Book review: Coming-of-age tale that highlights the plight of domestic helpers is full of heart

A Yellow House is worth a read, especially for younger readers who will benefit from a more complex view of the domestic helpers that keep a home running. PHOTO: MONSOON BOOKS

FICTION

A YELLOW HOUSE

By Karien Van Ditzhuijzen

Monsoon Books/ Paperback/ 368 pages/ $19.80 / Major bookstores

3 stars


Precocious ten-year-old Maya is lonely, bullied, and mourning her late grandmother.

Enter Aunty M, a domestic helper from Indonesia, here to take care of Maya and her baby sister while their mother goes back to work.

The pre-teen is soon wrapped up in the world of Aunty M who, among other things, feeds a starving helper in the same condominium, gives advice to another whose hands bleed from doing the laundry manually, and volunteers at a charity to help down-and-out foreigners on her off-days.

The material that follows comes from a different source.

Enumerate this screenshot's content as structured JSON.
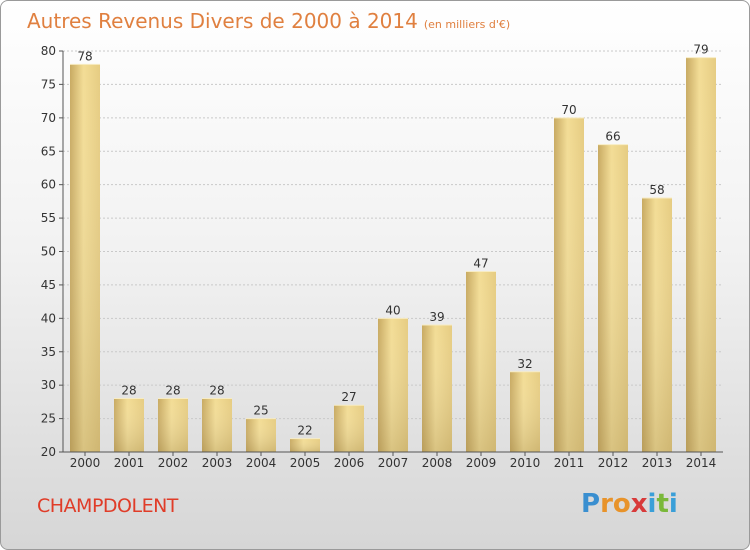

In A Yellow House, first-time novelist Karien Van Ditzhuijzen captures both Maya's coming-of-age and the struggles of women trying to eke out a living in foreign Singapore.

A volunteer with charity Humanitarian Organisation for Migration Economics (Home), the Dutch expat has heard about the plight of hundreds of women working in homes here.

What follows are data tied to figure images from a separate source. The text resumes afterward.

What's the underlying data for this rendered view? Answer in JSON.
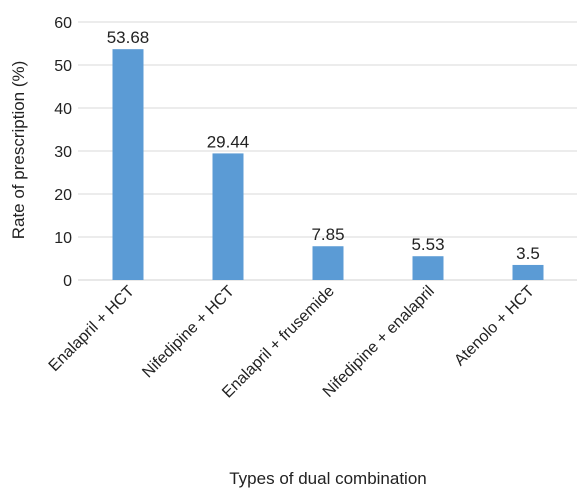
{
  "chart_data": {
    "type": "bar",
    "categories": [
      "Enalapril + HCT",
      "Nifedipine + HCT",
      "Enalapril + frusemide",
      "Nifedipine + enalapril",
      "Atenolo + HCT"
    ],
    "values": [
      53.68,
      29.44,
      7.85,
      5.53,
      3.5
    ],
    "data_labels": [
      "53.68",
      "29.44",
      "7.85",
      "5.53",
      "3.5"
    ],
    "title": "",
    "xlabel": "Types of dual combination",
    "ylabel": "Rate of prescription (%)",
    "ylim": [
      0,
      60
    ],
    "yticks": [
      0,
      10,
      20,
      30,
      40,
      50,
      60
    ],
    "grid": true,
    "legend": "none",
    "bar_color": "#5b9bd5",
    "grid_color": "#d9d9d9"
  }
}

She weaves their stories in House, in the form of domestic workers that Aunty M and Maya encounter and help.

But they are not all sob stories. Aunty M clearly possesses agency as an independent woman blessed with a good command of the English language and, as such, able to keep abreast of manpower laws here and help her fellow sisters.

At the same time, she is able to wield her gifts precisely because her employer, Maya's mother, trusts her and gives her free rein.

In exploring these themes, Van Ditzhuijzen can be rather on-the-nose. The book occasionally reads like a treatise of what laws here should look like - at one point, Aunty M points out that the Manpower Ministry says domestic helpers must have adequate food and appropriate sleeping quarters, but leaves it up to the employers to define.

The author also falls prey to caricaturising her minor characters at times - a fight between Maya's Singaporean mother andBritish father sees the duo labelling the other as "you Singaporeans" and "you ang mohs".

But A Yellow House is still worth a read, especially for younger readers who will benefit from a more complex view of the domestic helpers that keep a home running.

It is a story about love and feminism, in its myriad forms - and full of heart.

If you liked this, read: The Maid's Room by Fiona Mitchell (Hodder & Stoughton, 2017, $25.95, Books Kinokuniya). This book follows the lives of two Filipina sisters and domestic helpers, telling the stories of helpers in Singapore with heartbreaking detail but also uplifting zest.